Of course what is lurking behind all this is the usual evolutionary metaphysics. It is what Sober calls Darwin’s Principle. And if there was any doubt that evolution is a religious theory the authors dig deeper into the metaphysics:
Creationists have explained these developmental and structural similarities as the handiwork of a Creator who saved time and work by varying a basic theme. Darwin, however, considered such explanations to be useless, noting that “nothing can be more hopeless than to attempt to explain this similarity … by utility or by the doctrine of final causes,” and that the similarities are “inexplicable” by traditional views of creationism.

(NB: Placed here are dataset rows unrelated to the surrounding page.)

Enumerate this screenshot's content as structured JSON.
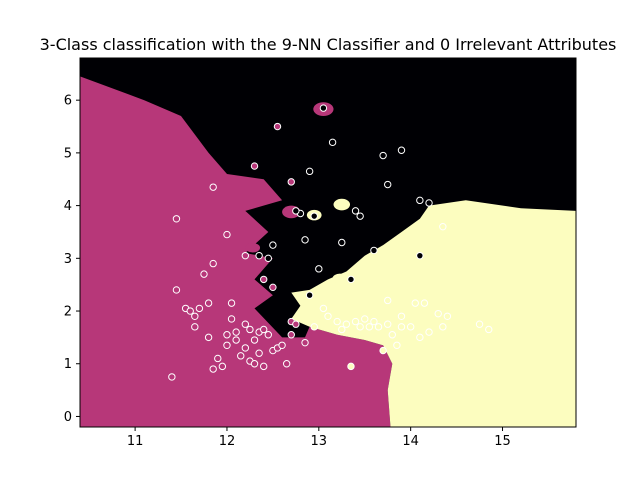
{
  "chart_data": {
    "type": "scatter",
    "title": "3-Class classification with the 9-NN Classifier and 0 Irrelevant Attributes",
    "xlabel": "",
    "ylabel": "",
    "xlim": [
      10.4,
      15.8
    ],
    "ylim": [
      -0.2,
      6.8
    ],
    "xticks": [
      11,
      12,
      13,
      14,
      15
    ],
    "xtick_labels": [
      "11",
      "12",
      "13",
      "14",
      "15"
    ],
    "yticks": [
      0,
      1,
      2,
      3,
      4,
      5,
      6
    ],
    "ytick_labels": [
      "0",
      "1",
      "2",
      "3",
      "4",
      "5",
      "6"
    ],
    "grid": false,
    "region_colors": {
      "class_0": "#000004",
      "class_1": "#b73779",
      "class_2": "#fcfdbf"
    },
    "regions": [
      {
        "class": "class_0",
        "polygon": [
          [
            10.4,
            6.8
          ],
          [
            15.8,
            6.8
          ],
          [
            15.8,
            3.9
          ],
          [
            15.2,
            3.95
          ],
          [
            14.6,
            4.1
          ],
          [
            14.2,
            4.0
          ],
          [
            14.1,
            3.75
          ],
          [
            13.9,
            3.5
          ],
          [
            13.7,
            3.25
          ],
          [
            13.5,
            3.05
          ],
          [
            13.3,
            2.75
          ],
          [
            13.1,
            2.6
          ],
          [
            12.9,
            2.4
          ],
          [
            12.7,
            2.35
          ],
          [
            12.8,
            2.1
          ],
          [
            12.7,
            1.85
          ],
          [
            12.9,
            1.7
          ],
          [
            12.85,
            1.5
          ],
          [
            12.6,
            1.5
          ],
          [
            12.3,
            2.05
          ],
          [
            12.5,
            2.3
          ],
          [
            12.3,
            2.6
          ],
          [
            12.5,
            3.0
          ],
          [
            12.2,
            3.1
          ],
          [
            12.45,
            3.5
          ],
          [
            12.2,
            3.9
          ],
          [
            12.6,
            4.1
          ],
          [
            12.4,
            4.5
          ],
          [
            12.0,
            4.6
          ],
          [
            11.8,
            5.0
          ],
          [
            11.5,
            5.7
          ],
          [
            11.1,
            6.0
          ],
          [
            10.4,
            6.45
          ]
        ]
      },
      {
        "class": "class_1",
        "polygon": [
          [
            10.4,
            -0.2
          ],
          [
            10.4,
            6.45
          ],
          [
            11.1,
            6.0
          ],
          [
            11.5,
            5.7
          ],
          [
            11.8,
            5.0
          ],
          [
            12.0,
            4.6
          ],
          [
            12.4,
            4.5
          ],
          [
            12.6,
            4.1
          ],
          [
            12.2,
            3.9
          ],
          [
            12.45,
            3.5
          ],
          [
            12.2,
            3.1
          ],
          [
            12.5,
            3.0
          ],
          [
            12.3,
            2.6
          ],
          [
            12.5,
            2.3
          ],
          [
            12.3,
            2.05
          ],
          [
            12.6,
            1.5
          ],
          [
            12.85,
            1.5
          ],
          [
            12.9,
            1.7
          ],
          [
            13.2,
            1.55
          ],
          [
            13.5,
            1.45
          ],
          [
            13.7,
            1.35
          ],
          [
            13.8,
            1.0
          ],
          [
            13.75,
            0.5
          ],
          [
            13.78,
            -0.2
          ]
        ]
      },
      {
        "class": "class_2",
        "polygon": [
          [
            13.78,
            -0.2
          ],
          [
            13.75,
            0.5
          ],
          [
            13.8,
            1.0
          ],
          [
            13.7,
            1.35
          ],
          [
            13.5,
            1.45
          ],
          [
            13.2,
            1.55
          ],
          [
            12.9,
            1.7
          ],
          [
            12.7,
            1.85
          ],
          [
            12.8,
            2.1
          ],
          [
            12.7,
            2.35
          ],
          [
            12.9,
            2.4
          ],
          [
            13.1,
            2.6
          ],
          [
            13.3,
            2.75
          ],
          [
            13.5,
            3.05
          ],
          [
            13.7,
            3.25
          ],
          [
            13.9,
            3.5
          ],
          [
            14.1,
            3.75
          ],
          [
            14.2,
            4.0
          ],
          [
            14.6,
            4.1
          ],
          [
            15.2,
            3.95
          ],
          [
            15.8,
            3.9
          ],
          [
            15.8,
            -0.2
          ]
        ]
      }
    ],
    "islands": [
      {
        "class": "class_1",
        "x": 13.05,
        "y": 5.83,
        "rx": 0.11,
        "ry": 0.13
      },
      {
        "class": "class_1",
        "x": 12.7,
        "y": 3.88,
        "rx": 0.1,
        "ry": 0.12
      },
      {
        "class": "class_1",
        "x": 12.28,
        "y": 3.2,
        "rx": 0.08,
        "ry": 0.09
      },
      {
        "class": "class_2",
        "x": 12.95,
        "y": 3.82,
        "rx": 0.08,
        "ry": 0.1
      },
      {
        "class": "class_2",
        "x": 13.25,
        "y": 4.02,
        "rx": 0.09,
        "ry": 0.11
      },
      {
        "class": "class_2",
        "x": 13.23,
        "y": 2.62,
        "rx": 0.08,
        "ry": 0.09
      },
      {
        "class": "class_2",
        "x": 13.65,
        "y": 3.1,
        "rx": 0.07,
        "ry": 0.08
      }
    ],
    "points": {
      "x": [
        11.4,
        11.45,
        11.55,
        11.6,
        11.65,
        11.65,
        11.7,
        11.75,
        11.8,
        11.8,
        11.85,
        11.85,
        11.9,
        11.95,
        12.0,
        12.0,
        12.05,
        12.05,
        12.1,
        12.1,
        12.15,
        12.2,
        12.2,
        12.25,
        12.25,
        12.3,
        12.3,
        12.35,
        12.35,
        12.4,
        12.4,
        12.45,
        12.5,
        12.5,
        12.55,
        12.6,
        12.65,
        12.7,
        12.7,
        12.75,
        12.85,
        12.95,
        13.05,
        13.1,
        13.2,
        13.25,
        13.3,
        13.35,
        13.4,
        13.45,
        13.5,
        13.55,
        13.6,
        13.65,
        13.7,
        13.75,
        13.8,
        13.85,
        13.9,
        14.0,
        14.1,
        14.15,
        14.2,
        14.3,
        14.35,
        14.4,
        14.75,
        14.85,
        13.9,
        13.75,
        14.05,
        14.1,
        14.35,
        11.45,
        11.85,
        12.0,
        12.2,
        12.3,
        12.4,
        12.55,
        12.7,
        12.8,
        12.85,
        12.9,
        12.95,
        13.0,
        13.05,
        13.15,
        13.25,
        13.35,
        13.4,
        13.45,
        13.6,
        13.7,
        13.75,
        13.9,
        14.1,
        14.2,
        12.35,
        12.5,
        12.45,
        12.9,
        12.75
      ],
      "y": [
        0.75,
        2.4,
        2.05,
        2.0,
        1.9,
        1.7,
        2.05,
        2.7,
        2.15,
        1.5,
        0.9,
        2.9,
        1.1,
        0.95,
        1.55,
        1.35,
        1.85,
        2.15,
        1.45,
        1.6,
        1.15,
        1.75,
        1.3,
        1.05,
        1.65,
        1.45,
        1.0,
        1.2,
        1.6,
        0.95,
        1.65,
        1.55,
        1.25,
        2.45,
        1.3,
        1.35,
        1.0,
        1.55,
        1.8,
        1.75,
        1.4,
        1.7,
        2.05,
        1.9,
        1.8,
        1.65,
        1.75,
        0.95,
        1.8,
        1.7,
        1.85,
        1.7,
        1.8,
        1.7,
        1.25,
        1.75,
        1.55,
        1.35,
        1.9,
        1.7,
        1.5,
        2.15,
        1.6,
        1.95,
        1.7,
        1.9,
        1.75,
        1.65,
        1.7,
        2.2,
        2.15,
        4.1,
        3.6,
        3.75,
        4.35,
        3.45,
        3.05,
        4.75,
        2.6,
        5.5,
        4.45,
        3.85,
        3.35,
        4.65,
        3.8,
        2.8,
        5.85,
        5.2,
        3.3,
        2.6,
        3.9,
        3.8,
        3.15,
        4.95,
        4.4,
        5.05,
        3.05,
        4.05,
        3.05,
        3.25,
        3.0,
        2.3,
        3.9
      ],
      "class": [
        1,
        1,
        1,
        1,
        1,
        1,
        1,
        1,
        1,
        1,
        1,
        1,
        1,
        1,
        1,
        1,
        1,
        1,
        1,
        1,
        1,
        1,
        1,
        1,
        1,
        1,
        1,
        1,
        1,
        1,
        1,
        1,
        1,
        1,
        1,
        1,
        1,
        1,
        1,
        1,
        1,
        2,
        2,
        2,
        2,
        2,
        2,
        2,
        2,
        2,
        2,
        2,
        2,
        2,
        2,
        2,
        2,
        2,
        2,
        2,
        2,
        2,
        2,
        2,
        2,
        2,
        2,
        2,
        2,
        2,
        2,
        0,
        2,
        1,
        1,
        1,
        1,
        1,
        1,
        1,
        1,
        0,
        0,
        0,
        0,
        0,
        0,
        0,
        0,
        0,
        0,
        0,
        0,
        0,
        0,
        0,
        0,
        0,
        0,
        0,
        0,
        0,
        0
      ]
    }
  }
}
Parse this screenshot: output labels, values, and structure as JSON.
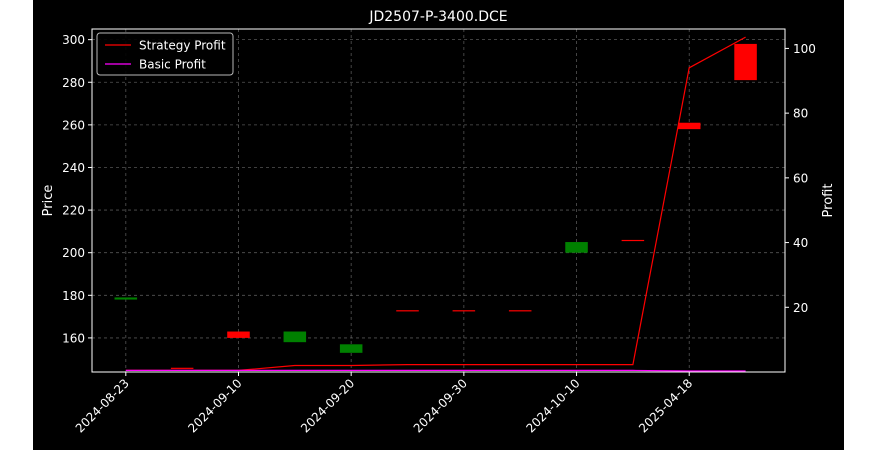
{
  "chart_data": {
    "type": "candlestick+line",
    "title": "JD2507-P-3400.DCE",
    "ylabel_left": "Price",
    "ylabel_right": "Profit",
    "grid": true,
    "legend_position": "top-left",
    "x_tick_labels": [
      "2024-08-23",
      "2024-09-10",
      "2024-09-20",
      "2024-09-30",
      "2024-10-10",
      "2025-04-18"
    ],
    "x_tick_positions": [
      0,
      2,
      4,
      6,
      8,
      10
    ],
    "y_left": {
      "min": 144,
      "max": 305,
      "ticks": [
        160,
        180,
        200,
        220,
        240,
        260,
        280,
        300
      ]
    },
    "y_right": {
      "min": 0,
      "max": 106,
      "ticks": [
        20,
        40,
        60,
        80,
        100
      ]
    },
    "candles": [
      {
        "open": 178,
        "close": 179,
        "color": "green"
      },
      {
        "open": 146,
        "close": 146,
        "color": "red"
      },
      {
        "open": 163,
        "close": 160,
        "color": "red"
      },
      {
        "open": 158,
        "close": 163,
        "color": "green"
      },
      {
        "open": 153,
        "close": 157,
        "color": "green"
      },
      {
        "open": 173,
        "close": 173,
        "color": "red"
      },
      {
        "open": 173,
        "close": 173,
        "color": "red"
      },
      {
        "open": 173,
        "close": 173,
        "color": "red"
      },
      {
        "open": 200,
        "close": 205,
        "color": "green"
      },
      {
        "open": 206,
        "close": 206,
        "color": "red"
      },
      {
        "open": 261,
        "close": 258,
        "color": "red"
      },
      {
        "open": 298,
        "close": 281,
        "color": "red"
      }
    ],
    "series": [
      {
        "name": "Strategy Profit",
        "color": "#ff0000",
        "values": [
          0.5,
          0.5,
          0.5,
          2,
          2,
          2.3,
          2.3,
          2.3,
          2.3,
          2.3,
          94,
          103.5
        ]
      },
      {
        "name": "Basic Profit",
        "color": "#ff00ff",
        "values": [
          0.5,
          0.5,
          0.5,
          0.5,
          0.5,
          0.5,
          0.5,
          0.5,
          0.5,
          0.5,
          0.3,
          0.3
        ]
      }
    ]
  }
}
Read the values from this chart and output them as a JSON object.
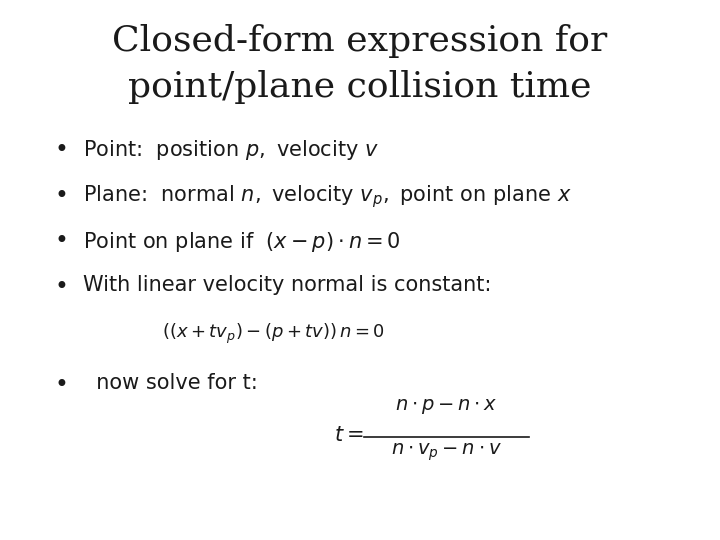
{
  "title_line1": "Closed-form expression for",
  "title_line2": "point/plane collision time",
  "background_color": "#ffffff",
  "text_color": "#1a1a1a",
  "title_fontsize": 26,
  "body_fontsize": 17,
  "math_fontsize": 15,
  "small_math_fontsize": 13,
  "bullet": "•",
  "fig_width": 7.2,
  "fig_height": 5.4,
  "dpi": 100
}
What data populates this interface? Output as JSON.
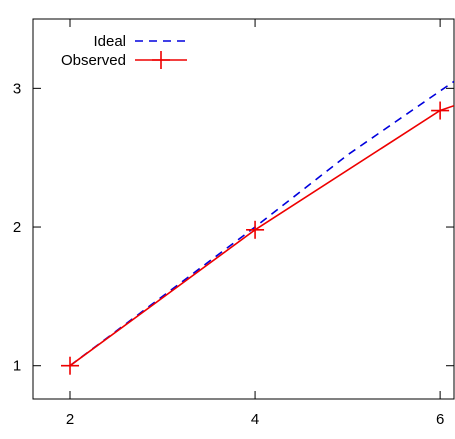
{
  "chart_data": {
    "type": "line",
    "x": [
      2,
      4,
      6
    ],
    "xticks": [
      2,
      4,
      6
    ],
    "yticks": [
      1,
      2,
      3
    ],
    "xlim": [
      1.6,
      6.15
    ],
    "ylim": [
      0.76,
      3.5
    ],
    "grid": false,
    "legend_position": "top-left",
    "series": [
      {
        "name": "Ideal",
        "x": [
          2,
          3,
          4,
          5,
          6.15
        ],
        "y": [
          1.0,
          1.5,
          2.0,
          2.52,
          3.05
        ],
        "color": "#0000dd",
        "style": "dashed",
        "marker": "none"
      },
      {
        "name": "Observed",
        "x": [
          2,
          4,
          6,
          6.15
        ],
        "y": [
          1.0,
          1.98,
          2.84,
          2.875
        ],
        "marker_points": [
          [
            2,
            1.0
          ],
          [
            4,
            1.98
          ],
          [
            6,
            2.84
          ]
        ],
        "color": "#ee0000",
        "style": "solid",
        "marker": "plus"
      }
    ]
  }
}
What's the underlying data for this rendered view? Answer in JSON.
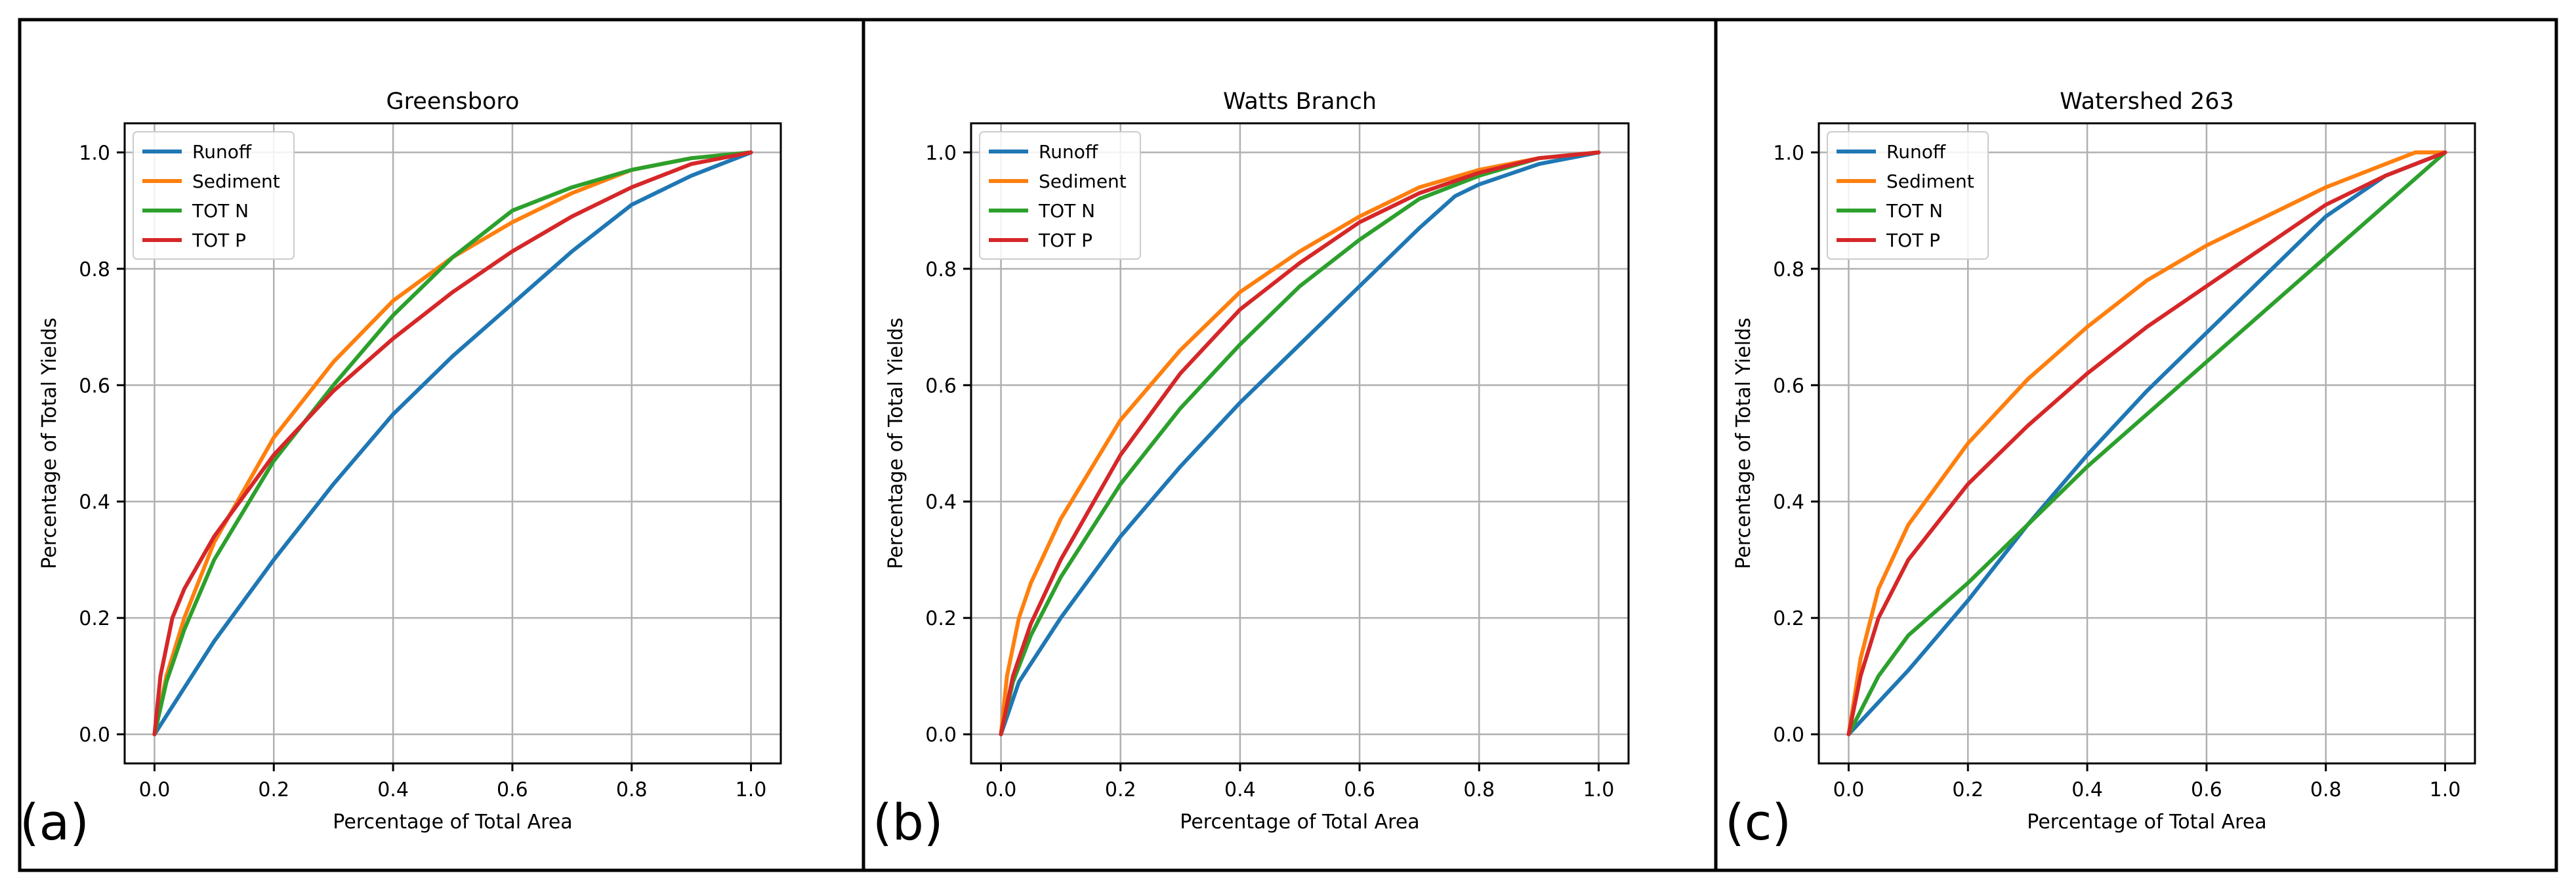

Final causes is hopeless? Creationism is inexplicable? Well then yes, evolution is a fact. So while the evidence is unlikely on evolution, as Sober points out, it ironically makes evolution a fact:
This last result provides a reminder of how important the contrastive framework is for evaluating evidence. It seems to offend against common sense to say that E is stronger evidence for the common-ancestry hypothesis the lower the value is of [the probability of E given the common-ancestry hypothesis]. This seems tantamount to saying that the evidence better supports a hypothesis the more miraculous the evidence would be if the hypothesis were true. Have we entered a Lewis Carroll world in which down is up? No, the point is that, in the models we have examined, the ratio [the probability of E given the common-ancestry hypothesis divided by the probability of E given the separate-ancestry hypothesis] goes up as [the probability of E given the common-ancestry hypothesis] goes down. … When the likelihoods of the two hypotheses are linked in this way, it is a point in favor of the common-ancestry hypothesis that it says that the evidence is very improbable. [Evidence and Evolution, p. 314]
No matter that the evidence doesn’t fit evolution very well. Creationism is inexplicable, so evolution is a fact.
Religion drives science, and it matters.